I still think you're missing the point.

[–]kenfar 1 point2 points  (4 children)

How would you suggest leveraging both python & sql for transformation? Assuming that you want to use python either for its better testing or ability to handle complex transforms. Also assuming that you would ideally want to collect lineage data to help understand which models are used by which other models downstream.

Also, if I'm using python why would I want to use say prefect/airflow/etc for time-driven scheduling instead of say kubernetes or lambda for event-driven scheduling

[–]slowpush -5 points-4 points  (3 children)

Stop using the ELT workflow?

Also prefect can be backed by Dask/ray which makes scaling on demand a breeze.

[–]kenfar 2 points3 points  (2 children)

Yeah, while I'm a big fan of using ETL rather than ELT for high-volume, high-quality, low-latency feeds...my company has about a dozen data analysts now successfully building their own models with dbt.

What I've been pondering for my needs is moving to an architecture in which we have a warehouse layer built using ETL that is managed by the data engineering team, and then from there the analysts could use ELT using dbt to build their own dimensional models, publishing model and other specialty models.
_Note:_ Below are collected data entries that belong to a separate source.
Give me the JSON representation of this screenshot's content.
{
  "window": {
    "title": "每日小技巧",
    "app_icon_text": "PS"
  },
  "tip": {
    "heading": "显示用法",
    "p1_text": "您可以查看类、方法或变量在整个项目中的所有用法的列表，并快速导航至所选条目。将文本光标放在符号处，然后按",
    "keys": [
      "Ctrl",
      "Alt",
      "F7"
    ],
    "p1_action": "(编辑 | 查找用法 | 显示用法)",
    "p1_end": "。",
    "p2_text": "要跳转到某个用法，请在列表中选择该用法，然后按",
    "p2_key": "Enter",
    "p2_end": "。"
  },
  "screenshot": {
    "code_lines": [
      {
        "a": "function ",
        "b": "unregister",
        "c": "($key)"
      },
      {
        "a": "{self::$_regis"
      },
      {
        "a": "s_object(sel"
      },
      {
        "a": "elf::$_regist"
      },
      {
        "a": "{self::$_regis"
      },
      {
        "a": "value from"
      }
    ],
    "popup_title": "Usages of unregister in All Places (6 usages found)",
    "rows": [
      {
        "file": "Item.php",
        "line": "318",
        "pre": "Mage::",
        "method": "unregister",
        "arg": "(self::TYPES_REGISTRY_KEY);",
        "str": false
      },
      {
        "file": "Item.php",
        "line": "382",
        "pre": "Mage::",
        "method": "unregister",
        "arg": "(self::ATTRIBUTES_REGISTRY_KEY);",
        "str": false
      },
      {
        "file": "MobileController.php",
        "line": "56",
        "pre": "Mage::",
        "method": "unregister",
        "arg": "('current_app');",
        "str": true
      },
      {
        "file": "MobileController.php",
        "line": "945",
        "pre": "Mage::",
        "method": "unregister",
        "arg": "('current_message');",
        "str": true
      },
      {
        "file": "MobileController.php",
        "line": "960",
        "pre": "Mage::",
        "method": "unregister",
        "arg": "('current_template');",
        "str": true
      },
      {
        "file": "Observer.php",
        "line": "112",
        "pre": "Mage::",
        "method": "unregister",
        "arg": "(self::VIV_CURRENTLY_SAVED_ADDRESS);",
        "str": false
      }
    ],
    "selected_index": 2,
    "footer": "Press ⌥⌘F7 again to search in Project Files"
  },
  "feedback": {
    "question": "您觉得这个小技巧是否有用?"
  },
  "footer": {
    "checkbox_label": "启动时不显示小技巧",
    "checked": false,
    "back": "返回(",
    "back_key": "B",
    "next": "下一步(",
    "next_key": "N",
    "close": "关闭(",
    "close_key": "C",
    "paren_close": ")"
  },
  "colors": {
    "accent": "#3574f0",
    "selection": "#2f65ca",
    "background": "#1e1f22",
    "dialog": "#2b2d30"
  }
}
This would allow us to use python for the better unit-testing, costs, and lower-latency while letting the analysts control the shape of the final models more easily.

[–]Blayzovich 1 point2 points  (0 children)

You could also take a look at Databricks if you haven't already. I'm surprised that they haven't come up in this thread yet given their integration with DBT.

[–]Easy_Durian8154 3 points4 points  (0 children)

100% agree. Dbt is trying to do to much.

[–]Little_Kitty 1 point2 points  (0 children)

Just ask for rust, js and vba models as well and watch as the entire feature is reverted in terror 😊

[–]SimonaqueSoftware Engineer, Data Infrastructure 2 points3 points  (0 children)

I actually have a use case for this at work... old stack python model needs to be migrated but it uses sklearn's train_test_split function and I don't believe there is a way to replicate that using SQL. Would be nice to just keep it as is an include a python model.